Final/updated ACDIS/AHIMA physician query practice brief is out: What does it say?

The final (revised/updated) ACDIS-AHIMA Guidelines for Achieving a Compliant Query Practice—2022 Update was released on Wednesday, Dec. 14th. What’s in it?

If you’re a CDI or coding professional you need to read it. The link is below; the document is open source/free and available on the ACDIS website.

A few items that jumped out at me.

The most obvious is the inclusion of a lengthy frequently asked questions (FAQ) section at the end. While far too much to cover here, it includes questions on whether CDI should police other departments; whether it’s permissible to include definitions within a query; what “mining” for a diagnosis means, and much more.

This Q&A interested me:

Question: For prospective chart reviews that are not associated with any encounter and are not querying providers to make changes to past encounters, do the query guidelines apply?

Answer: Yes, all queries should follow the same guidelines. Because of the shortened time of an outpatient encounter, a concurrent review may not be practical. The need for query may be based off current and previous documentation, the problem list, and any diagnostic data available—knowing a query should not be asked unless it is relevant to the planned encounter. Such queries should be crafted with the guidance of the practice brief.

So, the brief makes it clear that the guidelines apply to outpatient query practice, too. This makes sense if the chart is being prospectively reviewed by a CDI or coding professional, but puts a lot of pressure on any technology vendor who uses real-time CAPD prompts.

The Q&A on mining asks the paper authors to define that term, which they do as follows:

The goal of this statement is to guide query professionals as to when it is appropriate to source clinical indicators from previous encounters. The process of mining is when one consults health information from prior encounters without any guiding reason or focus, just reviewing to identify diagnosis or condition specificity that is not related to the present encounter. Organizations should develop policies related to when and for what reasons prior encounters can be reviewed, to include how old the records should be.

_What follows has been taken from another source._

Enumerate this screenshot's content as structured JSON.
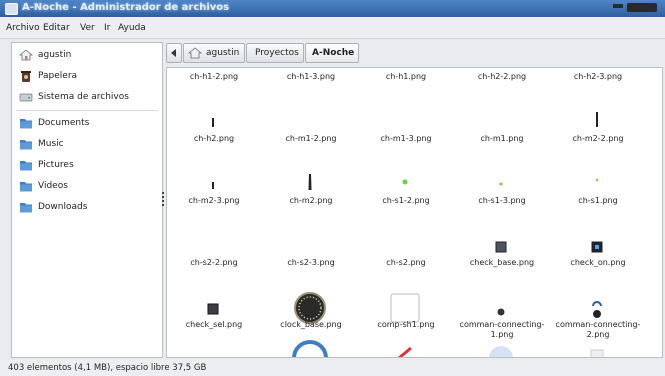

This is important guidance to reference when using prior records to query providers. While referencing prior records is a permissible practice, the diagnosis/condition you’re seeking to clarify should relate to the present encounter. Don’t go back to old records and query for past acute conditions that may add HCC weight but no longer have relevance.

In general the brief throws out a very wide net; it applies not only to queries that add specificity to diagnoses and procedures used for accurate ICD-10-CM/PCS assignment, but also CPT (proprietary codes owned by the AMA) and even welcomes it as reference for the OIG and payer review agencies. It applies to everyone who might query a provider, including those you might not expect (infection control clinicians are cited, for example). Anyone who might impact claims data falls under its wide net.

The two associations also published a lengthy list of acknowledgements, demonstrating that more than just a small group of HIM/CDI professionals had input into this document.

I thank all involved in its creation. I know these guidelines are a lot of work, and require organizing meetings on busy people’s schedules, establishing an outline of what they will cover and what they won’t, agonizing over word choice and words that will be endlessly reviewed and debated (“it depends on what the meaning of the word ‘is,’ is”), and engaging in hard conversations and disagreement.

Even if you don’t agree with everything in the brief, the fact that we have this guidance is welcomed. We need rules of the game that everyone follows.

I suspect this document will spark broader industry-wide commentary on the intersection of coding rules and clinical practice, and humans and technology.